In 2020, Government of India passed three farm acts, along with other 31 Farmer Unions in Punjab, he started protest against these laws in Punjab and then at Singhu Border near Delhi at Haryana. He is also the member of Samyukt Kisan Morcha (SKM).

==Politics==
Rajewal has been close to various political parties in past, including Shiromani Akali Dal, Indian National Congress, and Aam Aadmi Party, but didn't accept any official post. During 2020-2021 Farmers' protest, he was against any political participation.

After the withdrawal of Farm laws by Government of India in November 2021, the 22 Farm unions of Punjab broke away from the Sanyukt Kisan Morcha (SKM) and announced intentions to participate in 2022 Punjab Legislative Assembly election. Balbir Singh Rajewal has announced to be Chief Minister face of the new party named as Sanyukt Samaj Morcha. SKM has distanced itself from the new party and said it is not associated with SSM. The new party is not allowed to use the SKM banners.

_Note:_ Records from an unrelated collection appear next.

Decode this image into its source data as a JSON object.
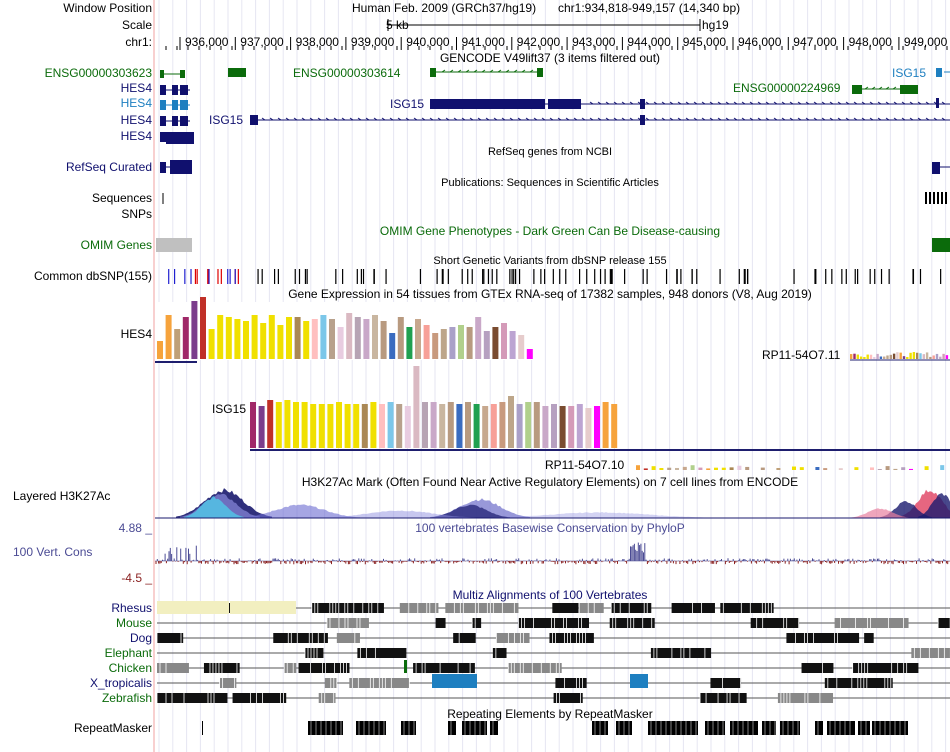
{
  "header": {
    "position_label": "Window Position",
    "assembly_text": "Human Feb. 2009 (GRCh37/hg19)",
    "coords_text": "chr1:934,818-949,157 (14,340 bp)",
    "scale_label": "Scale",
    "scale_text": "5 kb",
    "scale_db": "hg19",
    "chrom_label": "chr1:",
    "ticks": [
      "936,000",
      "937,000",
      "938,000",
      "939,000",
      "940,000",
      "941,000",
      "942,000",
      "943,000",
      "944,000",
      "945,000",
      "946,000",
      "947,000",
      "948,000",
      "949,000"
    ]
  },
  "tracks": {
    "gencode": {
      "title": "GENCODE V49lift37 (3 items filtered out)",
      "labels": [
        "ENSG00000303623",
        "HES4",
        "HES4",
        "HES4",
        "HES4"
      ],
      "gene_labels": [
        "ENSG00000303614",
        "ENSG00000224969",
        "ISG15",
        "ISG15",
        "ISG15"
      ]
    },
    "refseq": {
      "label": "RefSeq Curated",
      "title": "RefSeq genes from NCBI"
    },
    "publications": {
      "label": "Sequences",
      "title": "Publications: Sequences in Scientific Articles"
    },
    "snps": {
      "label": "SNPs"
    },
    "omim": {
      "label": "OMIM Genes",
      "title": "OMIM Gene Phenotypes - Dark Green Can Be Disease-causing"
    },
    "dbsnp": {
      "label": "Common dbSNP(155)",
      "title": "Short Genetic Variants from dbSNP release 155"
    },
    "gtex": {
      "title": "Gene Expression in 54 tissues from GTEx RNA-seq of 17382 samples, 948 donors (V8, Aug 2019)",
      "genes": [
        "HES4",
        "ISG15",
        "RP11-54O7.11",
        "RP11-54O7.10"
      ]
    },
    "h3k27ac": {
      "label": "Layered H3K27Ac",
      "title": "H3K27Ac Mark (Often Found Near Active Regulatory Elements) on 7 cell lines from ENCODE"
    },
    "conservation": {
      "label": "100 Vert. Cons",
      "title": "100 vertebrates Basewise Conservation by PhyloP",
      "max": "4.88 _",
      "min": "-4.5 _"
    },
    "multiz": {
      "title": "Multiz Alignments of 100 Vertebrates",
      "species": [
        "Rhesus",
        "Mouse",
        "Dog",
        "Elephant",
        "Chicken",
        "X_tropicalis",
        "Zebrafish"
      ]
    },
    "repeatmasker": {
      "label": "RepeatMasker",
      "title": "Repeating Elements by RepeatMasker"
    }
  },
  "colors": {
    "gencode_green": "#0b6b0b",
    "navy": "#10106e",
    "blue_gene": "#1e7fc0",
    "conservation": "#4b4b94",
    "conservation_neg": "#8b2222",
    "gtex_baseline": "#1e1e6e"
  }
}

== Sanyukt Samaj Morcha ==

In 2020, after the passing of three farm laws by the Parliament of India, large protests against them took place. Until the suspension of the protests, all 32 Punjab Farm Unions were against any political participation.

After the Government announced the withdrawal of the three farm laws, 22 out 32 Punjab Farmer Unions announced their intention to participate in the 2022 Punjab Legislative Assembly election. Sanyukt Samaj Morcha a new political party was founded.

Balbir Singh Rajewal was selected as Chief Minister candidate. Samyukt Kisan Morcha has distanced itself from the new party and said it is not associated with SSM. The new party is not allowed to use the SKM banners.

The Election Commission of India registered the Morcha on 2 February 2022.

===2022 Punjab election===
Sanyukt Samaj Morcha announced an alliance with the Sanyukt Sangharsh Party for the 2022 Punjab elections.

The Nawan Punjab Party’s President Dharamvir Gandhi extended his support to Morcha. The Marxist Communist Party of India (United) also extended their support to Morcha.

On 16 January 2022, the Aapna Punjab Party merged with Sanyukt Samaj Morcha. The Bhartiya Aarthik Party also later joined Sanyukt Samaj Morcha as well.